Emphasis 3: expand to new and other drying technologies
As highlighted by the Lyo2040 technology roadmap, there are a variety of emerging drying technologies which address the weaknesses of traditional lyophilization, such as spray drying, spray freeze drying, microwave-assisted lyophilization, and “lyo beads”. The relevant mechanisms of heat and mass transfer differ from one process to another, and from a physics perspective each involves some unique phenomena (such as spray atomization or the microwave electromagnetism), but all of these techniques fundamentally deal with removing water from a temperature-sensitive aqueous solution.
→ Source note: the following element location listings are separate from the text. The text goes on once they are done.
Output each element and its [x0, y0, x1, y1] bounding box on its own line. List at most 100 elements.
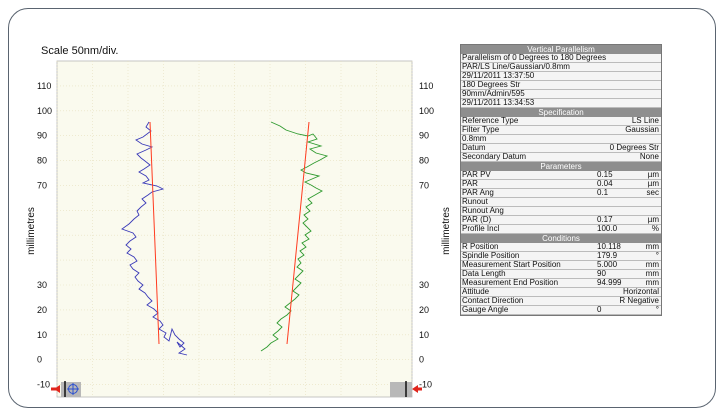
conditions-value: [559, 297, 599, 305]
y-tick-label-left: 10: [37, 330, 47, 340]
y-tick-label-right: 80: [419, 156, 429, 166]
spec-label: 0.8mm: [462, 135, 487, 143]
conditions-label: Attitude: [462, 288, 490, 296]
right-end-marker[interactable]: [390, 381, 422, 397]
conditions-value: 94.999: [597, 279, 622, 287]
profile-trace-0-degrees: [121, 121, 188, 356]
vertical-parallelism-line: 29/11/2011 13:34:53: [461, 99, 661, 108]
vertical-parallelism-line: PAR/LS Line/Gaussian/0.8mm: [461, 63, 661, 72]
conditions-value: [559, 288, 599, 296]
line-text: 29/11/2011 13:37:50: [462, 72, 535, 80]
specification-row: Filter Type Gaussian: [461, 126, 661, 135]
conditions-unit: R Negative: [619, 297, 659, 305]
spec-label: Secondary Datum: [462, 153, 527, 161]
y-tick-label-right: -10: [419, 380, 432, 390]
parameters-value: 0.17: [597, 216, 613, 224]
conditions-label: Spindle Position: [462, 252, 520, 260]
plot-grid: [56, 61, 413, 397]
parameters-unit: %: [651, 225, 659, 233]
y-tick-label-right: 10: [419, 330, 429, 340]
conditions-label: Gauge Angle: [462, 306, 509, 314]
conditions-unit: mm: [645, 261, 659, 269]
parameters-label: PAR Ang: [462, 189, 494, 197]
parameters-label: PAR PV: [462, 171, 491, 179]
conditions-row: R Position 10.118 mm: [461, 243, 661, 252]
y-tick-label-left: 80: [37, 156, 47, 166]
parameters-row: PAR PV 0.15 µm: [461, 171, 661, 180]
scale-label: Scale 50nm/div.: [41, 45, 119, 57]
parameters-value: 0.15: [597, 171, 613, 179]
conditions-unit: °: [655, 252, 659, 260]
parameters-unit: [637, 198, 661, 206]
specification-row: Datum 0 Degrees Str: [461, 144, 661, 153]
spec-label: Datum: [462, 144, 486, 152]
parameters-value: 0.04: [597, 180, 613, 188]
line-text: 180 Degrees Str: [462, 81, 521, 89]
spec-value: Gaussian: [625, 126, 659, 134]
section-header-conditions: Conditions: [461, 234, 661, 243]
conditions-label: Measurement End Position: [462, 279, 559, 287]
parameters-label: PAR (D): [462, 216, 492, 224]
spec-label: Reference Type: [462, 117, 519, 125]
line-text: Parallelism of 0 Degrees to 180 Degrees: [462, 54, 607, 62]
conditions-unit: mm: [645, 243, 659, 251]
y-tick-label-right: 70: [419, 180, 429, 190]
end-stop-marker-icon[interactable]: [412, 385, 422, 393]
profile-trace-180-degrees: [260, 121, 329, 352]
section-header-specification: Specification: [461, 108, 661, 117]
conditions-row: Measurement End Position 94.999 mm: [461, 279, 661, 288]
conditions-value: 90: [597, 270, 606, 278]
y-tick-label-left: 100: [37, 106, 52, 116]
specification-rows: Reference Type LS Line Filter Type Gaussian…: [461, 117, 661, 162]
parameters-label: Profile Incl: [462, 225, 500, 233]
left-end-marker[interactable]: [51, 381, 81, 397]
condition-rows: R Position 10.118 mm Spindle Position 179.9 °…: [461, 243, 661, 315]
parameters-row: Runout Ang: [461, 207, 661, 216]
conditions-row: Gauge Angle 0 °: [461, 306, 661, 315]
y-tick-label-left: 30: [37, 280, 47, 290]
conditions-row: Spindle Position 179.9 °: [461, 252, 661, 261]
conditions-unit: °: [655, 306, 659, 314]
parameters-value: [597, 207, 637, 215]
y-tick-label-left: 70: [37, 180, 47, 190]
parameters-row: PAR 0.04 µm: [461, 180, 661, 189]
y-tick-label-right: 20: [419, 305, 429, 315]
vertical-parallelism-line: 90mm/Admin/595: [461, 90, 661, 99]
conditions-row: Data Length 90 mm: [461, 270, 661, 279]
left-axis-title: millimetres: [26, 207, 37, 255]
conditions-value: 10.118: [597, 243, 621, 251]
parameters-label: Runout Ang: [462, 207, 504, 215]
parameters-label: PAR: [462, 180, 478, 188]
conditions-unit: mm: [645, 270, 659, 278]
fit-line-180-degrees: [286, 121, 310, 345]
fit-line-0-degrees: [149, 121, 160, 345]
parameters-row: Profile Incl 100.0%: [461, 225, 661, 234]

In this, the lessons learned from one drying approach may be useful to another—particularly as regards technology development and regulatory approval. My lab will work towards developing models with a unified framework for understanding these processes, not only in mathematical notation but numerical implementation, facilitating head-to-head evaluation of which methods might be most suitable for a new drug product, given some preliminary low-cost measurements (such as freeze-drying microscopy and direct scanning calorimetry).